Projeto desenvolvido pela consultora para a Lusa permitiu a “diminuição significativa da margem de erro” no controlo orçamental. Segundo a GSTEP, a Lusa ainda recorria ao programa Microsoft Excel para a elaboração do orçamento, quer para o controlo orçamental e ‘reporting’.

A Lusa contratou a consultora portuguesa GSTEP para um projeto que procurou melhorar o planeamento e o controlo orçamental da agência noticiosa, foi esta terça-feira anunciado pela GSTEP. A solução pretendida pela agência de notícias já está implementada, com a Lusa a querer, de agora em diante, criar um sistema interno de informação de gestão de dados (financeiro, editorial, recursos humanos, comercial e orçamental) “eficiente” e “eficaz”.

“Após consulta preliminar ao mercado, a Lusa considerou que a GSTEP era uma das empresas que reunia as melhores condições para a realização do projeto, uma vez que incorpora equipas com vasta experiência no planeamento e implementação de projetos de business intelligence e planeamento e controlo orçamental, e detém fortes conhecimentos na tecnologia selecionada (Oracle PBCS)”, dá conta a consultora tecnológica em comunicado.

Segundo a GSTEP, o projeto desenvolvido para a Lusa permitiu a “redução do tempo e recursos necessários e diminuição significativa da margem de erro” em questões de planeamento e controlo orçamental, uma vez que “a ferramenta que estava a ser utilizada [pela Lusa], quer para a elaboração do orçamento, quer para o controlo orçamental e reporting, era o Microsoft Excel”.

“A Lusa necessitava de fazer algo face aos constrangimentos decorrentes do facto do seu planeamento e controlo orçamental serem ainda processos manuais”, lê-se.

O projeto desenvolvido pela consultora portuguesa teve como objetivo implementar uma ferramenta que permita “efetuar o orçamento e o controlo orçamental, de uma forma simples, rápida, automática e colaborativa, tendo uma forte componente de reporting”. A solução desenvolvida para Lusa levou dois meses e meio até ficar totalmente implementada na agência de notícias.

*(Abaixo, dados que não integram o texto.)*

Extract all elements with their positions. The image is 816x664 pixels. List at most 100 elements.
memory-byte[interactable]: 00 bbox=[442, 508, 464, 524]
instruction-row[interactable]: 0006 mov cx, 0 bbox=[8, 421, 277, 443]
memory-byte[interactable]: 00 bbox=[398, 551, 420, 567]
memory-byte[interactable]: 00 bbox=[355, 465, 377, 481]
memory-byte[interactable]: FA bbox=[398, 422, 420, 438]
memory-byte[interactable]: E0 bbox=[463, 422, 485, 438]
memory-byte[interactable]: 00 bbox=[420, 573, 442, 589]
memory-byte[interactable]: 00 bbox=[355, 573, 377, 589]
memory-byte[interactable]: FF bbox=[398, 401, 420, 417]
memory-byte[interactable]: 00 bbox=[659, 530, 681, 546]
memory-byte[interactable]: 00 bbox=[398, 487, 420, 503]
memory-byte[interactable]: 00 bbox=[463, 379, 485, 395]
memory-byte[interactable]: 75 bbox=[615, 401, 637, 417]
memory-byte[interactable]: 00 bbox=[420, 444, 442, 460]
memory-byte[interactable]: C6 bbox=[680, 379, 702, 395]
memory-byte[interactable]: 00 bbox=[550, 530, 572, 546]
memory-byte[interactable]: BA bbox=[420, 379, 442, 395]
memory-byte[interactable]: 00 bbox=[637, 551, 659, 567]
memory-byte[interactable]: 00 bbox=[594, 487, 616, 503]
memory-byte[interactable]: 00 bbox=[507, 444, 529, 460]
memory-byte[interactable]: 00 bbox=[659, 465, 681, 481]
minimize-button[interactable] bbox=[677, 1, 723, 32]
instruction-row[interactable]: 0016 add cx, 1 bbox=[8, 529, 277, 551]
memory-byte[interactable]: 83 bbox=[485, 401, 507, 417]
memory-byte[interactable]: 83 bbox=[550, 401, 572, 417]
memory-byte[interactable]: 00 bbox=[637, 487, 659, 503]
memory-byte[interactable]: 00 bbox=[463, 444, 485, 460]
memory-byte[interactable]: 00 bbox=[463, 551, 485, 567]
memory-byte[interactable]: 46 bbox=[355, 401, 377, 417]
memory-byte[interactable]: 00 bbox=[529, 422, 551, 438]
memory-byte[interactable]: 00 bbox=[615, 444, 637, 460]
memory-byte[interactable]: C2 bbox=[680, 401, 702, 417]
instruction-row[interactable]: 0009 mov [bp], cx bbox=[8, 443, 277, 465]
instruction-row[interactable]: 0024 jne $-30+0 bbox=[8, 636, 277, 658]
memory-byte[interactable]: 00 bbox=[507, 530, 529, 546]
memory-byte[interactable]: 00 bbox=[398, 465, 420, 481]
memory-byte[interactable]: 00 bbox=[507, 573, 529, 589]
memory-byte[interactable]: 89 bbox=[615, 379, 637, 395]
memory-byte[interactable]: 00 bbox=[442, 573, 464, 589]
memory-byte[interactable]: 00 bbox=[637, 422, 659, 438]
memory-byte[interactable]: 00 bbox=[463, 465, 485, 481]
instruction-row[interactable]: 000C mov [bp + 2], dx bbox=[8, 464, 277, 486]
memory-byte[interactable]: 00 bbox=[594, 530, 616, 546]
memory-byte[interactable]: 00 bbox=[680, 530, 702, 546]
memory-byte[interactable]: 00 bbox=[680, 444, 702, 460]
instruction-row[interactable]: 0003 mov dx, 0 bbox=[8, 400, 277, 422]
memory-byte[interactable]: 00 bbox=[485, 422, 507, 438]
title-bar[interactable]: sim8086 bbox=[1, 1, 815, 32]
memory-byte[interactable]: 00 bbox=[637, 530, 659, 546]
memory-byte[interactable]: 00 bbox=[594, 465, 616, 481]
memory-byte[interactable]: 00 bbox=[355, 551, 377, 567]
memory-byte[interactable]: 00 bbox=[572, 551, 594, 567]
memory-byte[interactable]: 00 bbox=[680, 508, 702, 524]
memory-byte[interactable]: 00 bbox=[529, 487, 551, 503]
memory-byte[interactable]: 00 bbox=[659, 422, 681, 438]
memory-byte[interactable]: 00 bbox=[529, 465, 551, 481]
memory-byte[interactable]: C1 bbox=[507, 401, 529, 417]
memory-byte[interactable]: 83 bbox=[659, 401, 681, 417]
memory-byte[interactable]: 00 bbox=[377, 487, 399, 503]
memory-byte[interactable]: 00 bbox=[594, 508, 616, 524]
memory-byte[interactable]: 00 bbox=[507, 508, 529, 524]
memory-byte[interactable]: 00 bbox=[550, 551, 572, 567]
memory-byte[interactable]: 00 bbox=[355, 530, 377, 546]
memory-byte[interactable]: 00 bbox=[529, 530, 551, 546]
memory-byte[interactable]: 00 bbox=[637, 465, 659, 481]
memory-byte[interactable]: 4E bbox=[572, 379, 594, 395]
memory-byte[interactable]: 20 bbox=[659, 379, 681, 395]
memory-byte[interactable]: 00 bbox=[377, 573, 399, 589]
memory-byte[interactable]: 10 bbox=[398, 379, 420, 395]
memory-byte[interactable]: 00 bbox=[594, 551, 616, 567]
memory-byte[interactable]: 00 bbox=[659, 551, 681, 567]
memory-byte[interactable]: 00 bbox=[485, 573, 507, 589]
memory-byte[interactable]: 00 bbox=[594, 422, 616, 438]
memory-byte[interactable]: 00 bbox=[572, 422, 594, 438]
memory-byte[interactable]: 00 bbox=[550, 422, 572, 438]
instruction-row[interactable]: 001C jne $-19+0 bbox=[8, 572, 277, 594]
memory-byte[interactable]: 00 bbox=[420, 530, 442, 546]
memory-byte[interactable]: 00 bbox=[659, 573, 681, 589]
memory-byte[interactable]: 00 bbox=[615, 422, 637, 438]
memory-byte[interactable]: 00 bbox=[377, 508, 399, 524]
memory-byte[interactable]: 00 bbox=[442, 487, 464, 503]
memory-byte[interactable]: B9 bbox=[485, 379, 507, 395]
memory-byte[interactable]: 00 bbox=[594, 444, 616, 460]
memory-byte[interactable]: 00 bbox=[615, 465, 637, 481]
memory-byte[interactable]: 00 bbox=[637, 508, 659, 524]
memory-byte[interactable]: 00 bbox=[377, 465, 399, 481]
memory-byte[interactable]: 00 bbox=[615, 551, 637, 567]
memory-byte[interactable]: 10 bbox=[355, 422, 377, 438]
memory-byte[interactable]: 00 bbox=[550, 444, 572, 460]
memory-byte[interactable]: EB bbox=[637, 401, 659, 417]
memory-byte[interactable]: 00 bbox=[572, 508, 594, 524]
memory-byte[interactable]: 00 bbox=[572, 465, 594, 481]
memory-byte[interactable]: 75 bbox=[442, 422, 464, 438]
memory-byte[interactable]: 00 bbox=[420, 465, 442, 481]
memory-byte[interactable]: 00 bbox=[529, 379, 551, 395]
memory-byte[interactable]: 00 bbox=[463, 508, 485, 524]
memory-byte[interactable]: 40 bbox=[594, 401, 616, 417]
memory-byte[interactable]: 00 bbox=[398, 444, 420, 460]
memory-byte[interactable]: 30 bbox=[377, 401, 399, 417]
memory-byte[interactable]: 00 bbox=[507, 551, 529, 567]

Numa primeira fase, a GSTEP focou-se no “tratamento, análise e reporte de dados reais, abrangendo a criação dos processos e automatismos necessários para o carregamento mensal dos dados financeiros reais”. Na segunda fase, a GSTEP avançou para um modelo que incluiu “vários métodos de cálculo do orçamento, de onde se destacam a extrapolação simples, tendo por base o real do ano anterior acrescido da inflação, e o cálculo baseado no orçamento do exercício anterior”. Isto, até à solução para a Lusa ficar definida.

O trabalho desenvolvido foi levado a cabo por uma equipa de três pessoas da GSTEP (um gestor de projeto e dois consultores. Apesar do projeto de melhoria do planeamento e do controlo orçamental da agência estar concluído, a consultora vai continuar a trabalhar no suporte e manutenção da solução implementada, bem como na criação de um sistema interno de informação de gestão de dados (financeiro; editorial; recursos humanos; comercial; orçamental).

Mónica Gonçalves, gestora da unidade de EPM (sigla anglo-saxónica que define a ‘gestão de desempenho empresarial’) da GSTEP, sublinha que todo o trabalho foi desenvolvido em “contexto de confinamento”, com os fatores críticos a ser discutidos em reuniões diárias, à distância, com todos os participantes no projeto.

Para Joaquim Carreira, presidente da Lusa, a GSTEP “demonstrou ser o parceiro ideal na implementação do processo”, revelando que, agora, “com a solução existente, a Lusa “poderá escalar para outros sistemas tipicamente não financeiros como os da área de recursos humanos, comercial, produção editorial e desenvolver ainda mais dentro da área financeira”.

“O objetivo da Lusa é ter um sistema de informação de gestão que integre dados provenientes de várias fontes/sistemas (financeiro; editorial; recursos humanos; comercial; orçamental), de modo a converter um grande volume de dados em informação e conhecimento inteligível, desmaterializando processos internos, com o objetivo de fornecer informação relevante para a tomada de decisão, ao negócio e aos vários stakeholders da empresa, apoiando a estratégia da empresa, de uma forma eficiente e eficaz”, conclui o comunicado da GSTEP.